Adaptive Density Control: Split and Clone
The core idea of Adaptive Density Control (ADC) is to use gradient magnitude to determine which regions need more Gaussians. During training, each Gaussian's position parameters accumulate gradients. When accumulated gradients exceed a threshold (e.g., 0.0002), the Gaussian becomes a candidate for density control. For Gaussians with large gradients and large size, a 'split' operation is applied: the Gaussian is split in two along its longest axis, with child Gaussians having halved scale in that direction, inheriting the parent's color and opacity, then the parent is deleted.
For Gaussians with large gradients but small size, splitting is not appropriate — 3DGS uses 'cloning': copying all parameters of the Gaussian, slightly offsetting the new Gaussian's position along the gradient direction, and keeping the original. After cloning, the two Gaussians gradually differentiate during subsequent optimization, each finding their optimal position and parameters.
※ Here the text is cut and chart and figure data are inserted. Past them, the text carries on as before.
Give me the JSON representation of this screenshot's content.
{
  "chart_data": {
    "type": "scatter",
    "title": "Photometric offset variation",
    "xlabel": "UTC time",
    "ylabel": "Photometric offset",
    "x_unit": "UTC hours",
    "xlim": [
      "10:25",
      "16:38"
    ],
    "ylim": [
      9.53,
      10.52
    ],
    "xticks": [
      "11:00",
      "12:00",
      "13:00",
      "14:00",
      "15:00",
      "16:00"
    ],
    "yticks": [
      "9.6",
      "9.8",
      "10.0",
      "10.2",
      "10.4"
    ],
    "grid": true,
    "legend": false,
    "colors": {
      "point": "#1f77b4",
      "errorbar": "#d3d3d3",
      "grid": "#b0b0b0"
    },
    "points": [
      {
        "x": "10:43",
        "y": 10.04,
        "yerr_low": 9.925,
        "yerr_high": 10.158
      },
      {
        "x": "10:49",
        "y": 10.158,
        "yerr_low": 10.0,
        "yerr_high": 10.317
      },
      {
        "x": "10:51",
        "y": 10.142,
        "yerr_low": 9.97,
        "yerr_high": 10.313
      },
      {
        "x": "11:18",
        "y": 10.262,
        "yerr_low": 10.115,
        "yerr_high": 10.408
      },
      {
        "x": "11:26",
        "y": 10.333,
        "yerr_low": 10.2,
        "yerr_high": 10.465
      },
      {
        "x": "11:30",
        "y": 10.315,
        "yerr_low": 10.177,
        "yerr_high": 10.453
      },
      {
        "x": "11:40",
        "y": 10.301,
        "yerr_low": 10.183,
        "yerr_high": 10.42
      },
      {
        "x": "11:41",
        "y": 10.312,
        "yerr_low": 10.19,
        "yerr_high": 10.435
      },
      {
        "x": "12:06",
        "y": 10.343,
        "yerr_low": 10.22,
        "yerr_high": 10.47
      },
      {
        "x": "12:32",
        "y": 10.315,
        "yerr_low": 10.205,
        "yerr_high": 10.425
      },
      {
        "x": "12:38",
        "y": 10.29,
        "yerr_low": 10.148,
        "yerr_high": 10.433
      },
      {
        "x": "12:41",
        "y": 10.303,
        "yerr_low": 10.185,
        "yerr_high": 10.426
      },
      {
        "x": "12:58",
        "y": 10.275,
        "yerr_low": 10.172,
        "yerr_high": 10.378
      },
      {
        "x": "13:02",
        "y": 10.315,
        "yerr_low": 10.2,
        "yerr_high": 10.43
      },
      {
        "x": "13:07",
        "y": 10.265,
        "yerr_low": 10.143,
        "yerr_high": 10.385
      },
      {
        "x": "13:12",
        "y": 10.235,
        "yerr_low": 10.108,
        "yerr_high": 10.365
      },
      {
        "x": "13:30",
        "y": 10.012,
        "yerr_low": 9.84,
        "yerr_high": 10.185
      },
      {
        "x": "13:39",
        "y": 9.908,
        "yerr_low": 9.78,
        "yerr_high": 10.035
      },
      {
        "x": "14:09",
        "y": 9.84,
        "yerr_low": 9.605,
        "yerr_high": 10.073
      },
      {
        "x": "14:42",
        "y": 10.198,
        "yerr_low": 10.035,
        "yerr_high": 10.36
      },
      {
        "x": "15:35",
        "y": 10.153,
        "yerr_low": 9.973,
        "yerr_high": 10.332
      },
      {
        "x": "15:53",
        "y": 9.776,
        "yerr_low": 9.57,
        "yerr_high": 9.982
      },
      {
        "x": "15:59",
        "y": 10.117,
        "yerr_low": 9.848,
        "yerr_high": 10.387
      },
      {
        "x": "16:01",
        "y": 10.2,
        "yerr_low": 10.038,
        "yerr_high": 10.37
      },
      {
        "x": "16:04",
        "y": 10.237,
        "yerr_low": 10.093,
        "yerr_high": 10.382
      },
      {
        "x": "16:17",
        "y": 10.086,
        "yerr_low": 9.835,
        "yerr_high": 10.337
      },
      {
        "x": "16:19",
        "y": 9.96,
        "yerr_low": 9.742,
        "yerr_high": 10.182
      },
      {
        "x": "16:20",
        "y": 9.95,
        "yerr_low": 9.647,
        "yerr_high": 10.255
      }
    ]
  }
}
Density control doesn't run every iteration: gradients accumulate every 100 iterations, split/clone executes every 500 iterations, and density control stops after iteration 15000 to enter pure optimization.
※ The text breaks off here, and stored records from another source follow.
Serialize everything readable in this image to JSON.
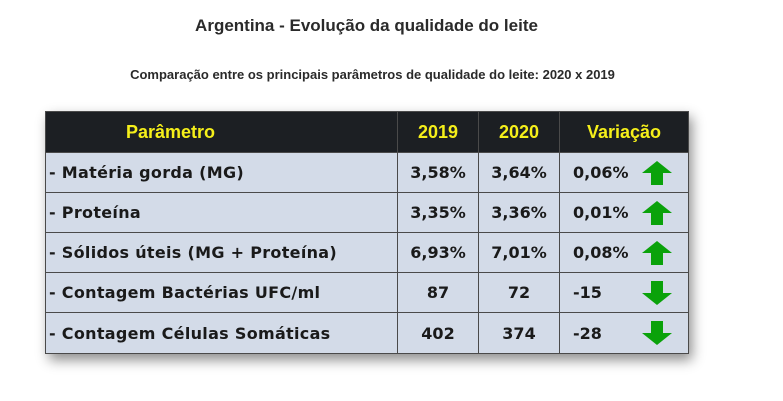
{
  "title": "Argentina - Evolução da qualidade do leite",
  "subtitle": "Comparação entre os principais parâmetros de qualidade do leite: 2020 x 2019",
  "table": {
    "headers": [
      "Parâmetro",
      "2019",
      "2020",
      "Variação"
    ],
    "header_color": "#f5ef1a",
    "rows": [
      {
        "param": "- Matéria gorda (MG)",
        "y2019": "3,58%",
        "y2020": "3,64%",
        "variation": "0,06%",
        "trend": "up-arrow-icon"
      },
      {
        "param": "- Proteína",
        "y2019": "3,35%",
        "y2020": "3,36%",
        "variation": "0,01%",
        "trend": "up-arrow-icon"
      },
      {
        "param": "- Sólidos úteis (MG + Proteína)",
        "y2019": "6,93%",
        "y2020": "7,01%",
        "variation": "0,08%",
        "trend": "up-arrow-icon"
      },
      {
        "param": "- Contagem Bactérias UFC/ml",
        "y2019": "87",
        "y2020": "72",
        "variation": "-15",
        "trend": "down-arrow-icon"
      },
      {
        "param": "- Contagem Células Somáticas",
        "y2019": "402",
        "y2020": "374",
        "variation": "-28",
        "trend": "down-arrow-icon"
      }
    ],
    "arrow_color": "#0aa20a"
  }
}
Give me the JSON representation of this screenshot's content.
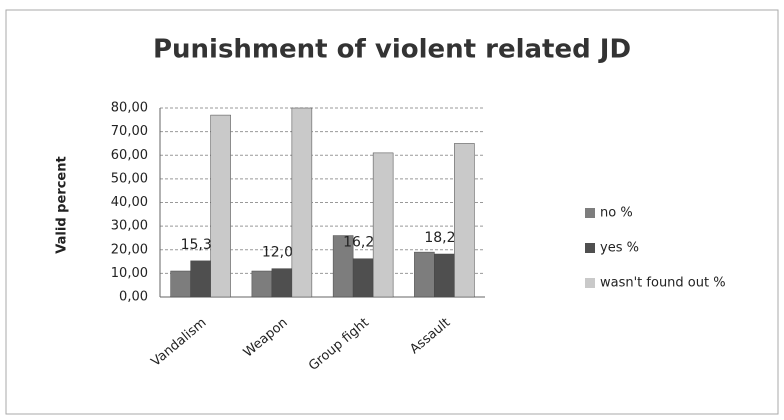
{
  "chart_data": {
    "type": "bar",
    "title": "Punishment of violent related JD",
    "y_label": "Valid percent",
    "categories": [
      "Vandalism",
      "Weapon",
      "Group fight",
      "Assault"
    ],
    "series": [
      {
        "name": "no %",
        "color": "#7d7d7d",
        "values": [
          11,
          11,
          26,
          19
        ]
      },
      {
        "name": "yes %",
        "color": "#4f4f4f",
        "values": [
          15.3,
          12,
          16.2,
          18.2
        ],
        "value_labels": [
          "15,30",
          "12,00",
          "16,20",
          "18,20"
        ]
      },
      {
        "name": "wasn't found out %",
        "color": "#c9c9c9",
        "values": [
          77,
          80,
          61,
          65
        ]
      }
    ],
    "ylim": [
      0,
      80
    ],
    "yticks": [
      {
        "value": 0,
        "label": "0,00"
      },
      {
        "value": 10,
        "label": "10,00"
      },
      {
        "value": 20,
        "label": "20,00"
      },
      {
        "value": 30,
        "label": "30,00"
      },
      {
        "value": 40,
        "label": "40,00"
      },
      {
        "value": 50,
        "label": "50,00"
      },
      {
        "value": 60,
        "label": "60,00"
      },
      {
        "value": 70,
        "label": "70,00"
      },
      {
        "value": 80,
        "label": "80,00"
      }
    ],
    "grid": true,
    "legend": "right"
  }
}
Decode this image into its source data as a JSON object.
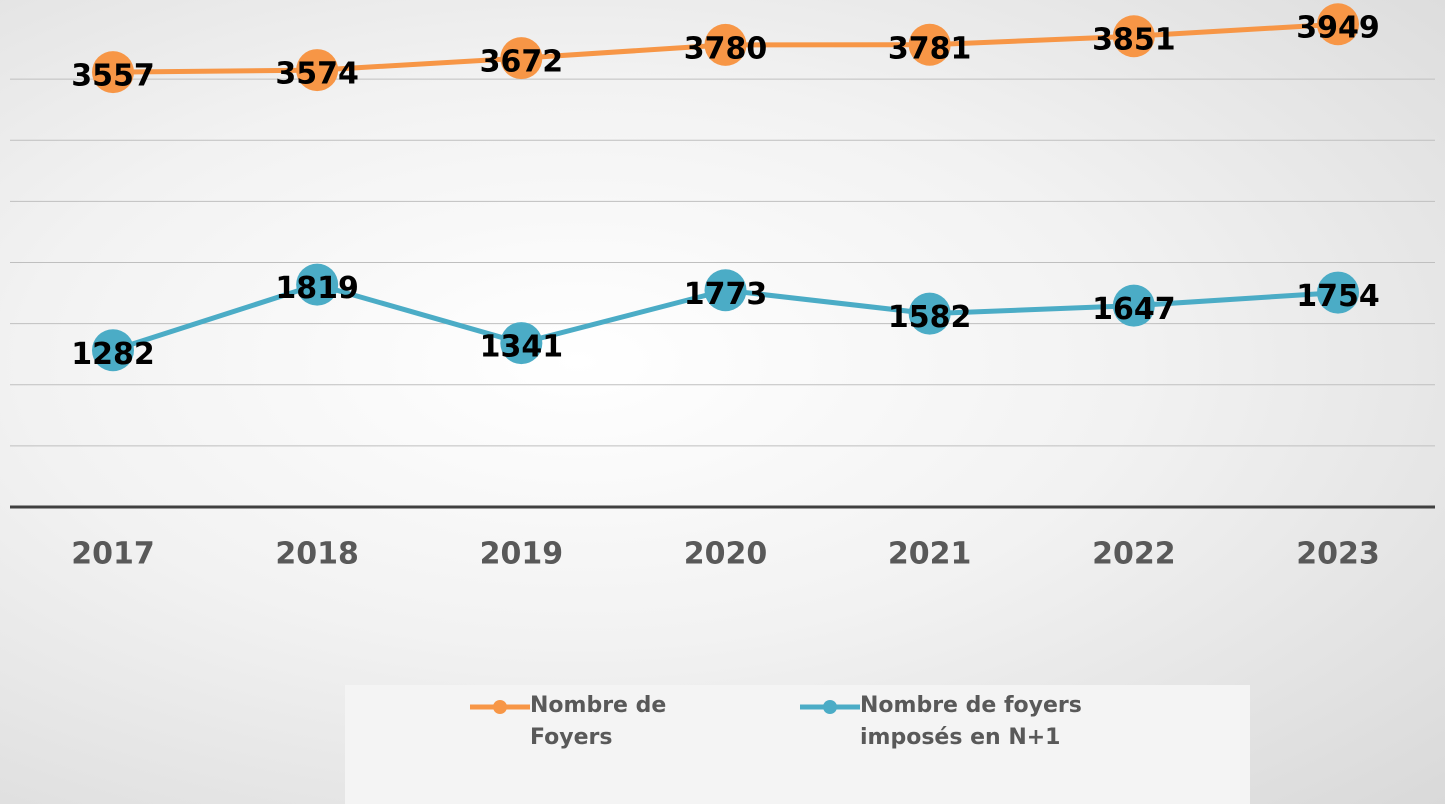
{
  "chart_data": {
    "type": "line",
    "categories": [
      "2017",
      "2018",
      "2019",
      "2020",
      "2021",
      "2022",
      "2023"
    ],
    "series": [
      {
        "name": "Nombre de Foyers",
        "color": "#f79646",
        "values": [
          3557,
          3574,
          3672,
          3780,
          3781,
          3851,
          3949
        ]
      },
      {
        "name": "Nombre de foyers imposés en N+1",
        "color": "#4bacc6",
        "values": [
          1282,
          1819,
          1341,
          1773,
          1582,
          1647,
          1754
        ]
      }
    ],
    "ylim": [
      0,
      4000
    ],
    "yticks": [
      0,
      500,
      1000,
      1500,
      2000,
      2500,
      3000,
      3500
    ],
    "grid": true,
    "legend": "bottom"
  }
}
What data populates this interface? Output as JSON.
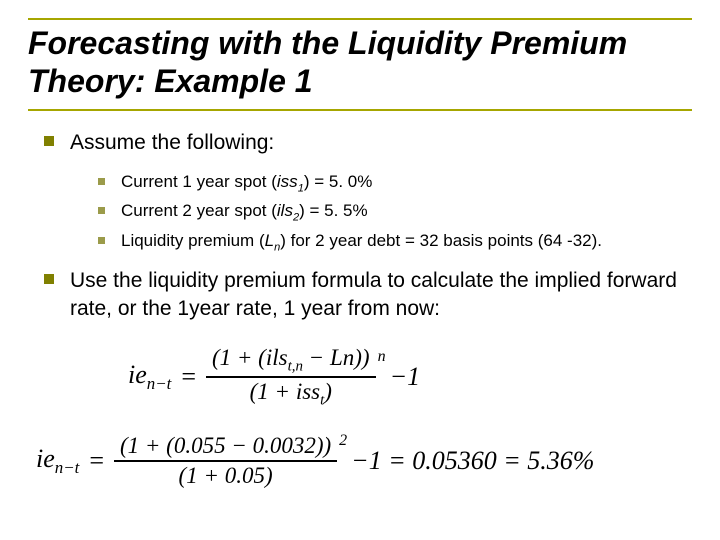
{
  "colors": {
    "title_border": "#a6a600",
    "bullet_l1": "#808000",
    "bullet_l2": "#9b9b4a",
    "text": "#000000"
  },
  "title": "Forecasting with the Liquidity Premium Theory: Example 1",
  "items": [
    {
      "text": "Assume the following:",
      "sub": [
        {
          "html": "Current 1 year spot (<i>iss</i><sub>1</sub>) = 5. 0%"
        },
        {
          "html": "Current 2 year spot (<i>ils</i><sub>2</sub>) = 5. 5%"
        },
        {
          "html": "Liquidity premium (<i>L</i><sub>n</sub>) for 2 year debt = 32 basis points (64 -32)."
        }
      ]
    },
    {
      "text": "Use the liquidity premium formula to calculate the implied forward rate, or the 1year rate, 1 year from now:"
    }
  ],
  "formula1": {
    "lhs": "ie<sub>n−t</sub>",
    "num": "(1 + (<i>ils</i><sub>t,n</sub> − <i>Ln</i>))",
    "den": "(1 + <i>iss</i><sub>t</sub>)",
    "sup": "n",
    "tail": "−1"
  },
  "formula2": {
    "lhs": "ie<sub>n−t</sub>",
    "num": "(1 + (0.055 − 0.0032))",
    "den": "(1 + 0.05)",
    "sup": "2",
    "tail": "−1 = 0.05360 = 5.36%"
  }
}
Pruning: Removing Redundancy and Noise
The most direct pruning criterion is opacity: Gaussians with opacity below a threshold (e.g., 0.005) contribute negligibly to rendering and can be safely deleted. Additionally, oversized Gaussians (maximum scale exceeding 10% of scene size) may signal optimization failure and should be removed. 3DGS also employs a clever strategy of periodically resetting all Gaussian opacities — at iteration 3000, all opacities are reset to small values, forcing the model to re-prove each Gaussian's value. Those that consistently fail to recover high opacity are deleted in the next pruning pass.
Loss Function and Full Training Pipeline
The 3DGS loss function combines L1 loss and D-SSIM (structural similarity): L = (1-λ)L₁ + λL_D-SSIM, where λ is typically 0.2. L1 loss encourages pixel-level accuracy while D-SSIM preserves image structure and texture. The complete training pipeline has two phases: iterations 0-15000 for rapid density growth with periodic split/clone and pruning; iterations 15000-30000 for fine optimization with fixed Gaussian count and decaying learning rates. Typical training takes 30-60 minutes on a modern GPU.